From a hardware standpoint, the TouchPad does not provide any spectacular features to set it above the rest of the tablet crowd. The iPad 2 and some Android-based devices, such as the Galaxy Tab 10.1, arguably offer a higher level of performance, particularly when handling graphics. The hardware is not terrible, but it is slightly behind several competitors that have been available for a number of months.
We were impressed with webOS when it was first introduced by Palm, and HP has succeeded in continuing to develop the platform into a proper OS for tablets. The software is another aspect that is not terrible, but it could use further optimizations and improvements. WebOS 3.0 does not feel as refined as current iOS builds on the iPad, or Android 3.0 on devices such as the Galaxy Tab 10.1 and Motorola Xoom.

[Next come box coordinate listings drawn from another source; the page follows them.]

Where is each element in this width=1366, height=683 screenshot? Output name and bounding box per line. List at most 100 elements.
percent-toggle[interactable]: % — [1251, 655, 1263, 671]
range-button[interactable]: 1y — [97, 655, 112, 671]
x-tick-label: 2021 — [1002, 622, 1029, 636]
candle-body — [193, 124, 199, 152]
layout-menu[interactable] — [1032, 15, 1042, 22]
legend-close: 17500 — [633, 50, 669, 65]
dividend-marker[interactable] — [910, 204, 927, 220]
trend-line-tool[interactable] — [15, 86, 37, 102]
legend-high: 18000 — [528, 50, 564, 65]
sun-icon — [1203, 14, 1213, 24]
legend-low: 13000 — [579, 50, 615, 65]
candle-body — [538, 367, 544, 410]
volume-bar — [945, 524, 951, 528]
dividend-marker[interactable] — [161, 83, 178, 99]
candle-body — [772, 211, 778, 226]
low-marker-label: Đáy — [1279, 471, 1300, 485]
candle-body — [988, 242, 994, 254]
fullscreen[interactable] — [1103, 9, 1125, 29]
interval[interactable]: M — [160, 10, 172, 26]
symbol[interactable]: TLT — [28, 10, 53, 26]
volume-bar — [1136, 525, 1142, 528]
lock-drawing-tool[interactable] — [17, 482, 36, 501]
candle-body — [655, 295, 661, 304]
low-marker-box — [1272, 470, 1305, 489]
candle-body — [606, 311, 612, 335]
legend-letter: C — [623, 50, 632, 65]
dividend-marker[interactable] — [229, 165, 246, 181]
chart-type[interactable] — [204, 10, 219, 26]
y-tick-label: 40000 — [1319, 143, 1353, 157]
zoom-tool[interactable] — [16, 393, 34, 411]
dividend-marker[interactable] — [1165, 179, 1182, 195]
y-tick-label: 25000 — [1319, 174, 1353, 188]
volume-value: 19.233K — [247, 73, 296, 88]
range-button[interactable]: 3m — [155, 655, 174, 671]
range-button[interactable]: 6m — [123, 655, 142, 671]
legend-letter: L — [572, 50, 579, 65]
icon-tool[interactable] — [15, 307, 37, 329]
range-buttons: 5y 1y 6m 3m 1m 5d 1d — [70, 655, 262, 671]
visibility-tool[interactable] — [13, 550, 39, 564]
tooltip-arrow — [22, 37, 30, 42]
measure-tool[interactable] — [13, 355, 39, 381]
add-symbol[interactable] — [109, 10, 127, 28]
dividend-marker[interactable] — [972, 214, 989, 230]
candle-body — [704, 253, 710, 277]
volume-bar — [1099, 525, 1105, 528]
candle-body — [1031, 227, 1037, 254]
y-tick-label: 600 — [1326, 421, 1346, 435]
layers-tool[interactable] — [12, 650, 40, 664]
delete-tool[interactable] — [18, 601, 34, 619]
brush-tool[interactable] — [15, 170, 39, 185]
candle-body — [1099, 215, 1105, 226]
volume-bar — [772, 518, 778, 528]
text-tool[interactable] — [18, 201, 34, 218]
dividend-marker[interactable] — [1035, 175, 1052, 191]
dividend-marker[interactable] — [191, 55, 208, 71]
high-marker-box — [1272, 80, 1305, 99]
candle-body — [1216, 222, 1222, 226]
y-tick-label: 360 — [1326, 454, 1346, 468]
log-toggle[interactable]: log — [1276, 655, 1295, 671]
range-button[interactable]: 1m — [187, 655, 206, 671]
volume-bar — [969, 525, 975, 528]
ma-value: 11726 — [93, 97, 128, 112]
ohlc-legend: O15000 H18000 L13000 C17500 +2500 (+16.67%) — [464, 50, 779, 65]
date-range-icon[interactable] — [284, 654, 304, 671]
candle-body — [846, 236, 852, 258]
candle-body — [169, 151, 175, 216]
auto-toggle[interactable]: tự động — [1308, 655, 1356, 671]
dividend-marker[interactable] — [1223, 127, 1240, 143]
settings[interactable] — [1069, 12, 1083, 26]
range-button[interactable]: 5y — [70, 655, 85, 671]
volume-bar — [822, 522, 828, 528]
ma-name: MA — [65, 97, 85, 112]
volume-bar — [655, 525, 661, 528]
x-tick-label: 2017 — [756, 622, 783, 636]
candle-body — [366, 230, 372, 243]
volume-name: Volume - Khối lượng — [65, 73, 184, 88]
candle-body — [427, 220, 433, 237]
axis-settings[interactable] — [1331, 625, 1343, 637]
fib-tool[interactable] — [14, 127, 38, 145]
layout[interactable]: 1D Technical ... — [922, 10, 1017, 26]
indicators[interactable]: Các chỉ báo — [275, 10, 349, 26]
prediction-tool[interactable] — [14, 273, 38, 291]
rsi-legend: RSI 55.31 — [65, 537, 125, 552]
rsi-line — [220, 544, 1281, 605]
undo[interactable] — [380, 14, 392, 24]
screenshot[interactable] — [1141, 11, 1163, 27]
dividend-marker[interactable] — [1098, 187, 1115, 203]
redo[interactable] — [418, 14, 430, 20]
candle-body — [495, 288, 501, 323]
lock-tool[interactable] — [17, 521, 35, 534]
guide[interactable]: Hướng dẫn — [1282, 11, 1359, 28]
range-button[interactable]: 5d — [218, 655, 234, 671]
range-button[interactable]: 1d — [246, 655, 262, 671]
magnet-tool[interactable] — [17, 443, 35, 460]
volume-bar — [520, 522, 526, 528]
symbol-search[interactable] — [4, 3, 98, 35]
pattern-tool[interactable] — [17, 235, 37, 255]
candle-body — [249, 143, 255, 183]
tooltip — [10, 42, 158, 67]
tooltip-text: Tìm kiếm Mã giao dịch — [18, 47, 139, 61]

Considering the TouchPad's minor shortcomings, potential customers are likely to gravitate to the price tag to make a purchasing decision. HP was able to match common tablet pricing, led by the iPad, with a 16GB Wi-Fi model selling for $499 and a 32GB Wi-Fi edition available for $599.
The TouchPad may not be the most attractive option in the current market, but we are curious to see how webOS develops in the future. HP suggests the platform will eventually differentiate itself as an ecosystem that seamlessly connects tablets, smartphones, printers, and even computers that boot webOS. In the meantime, however, the platform still provides a limited level of interconnectedness that can also be achieved via Android or iOS.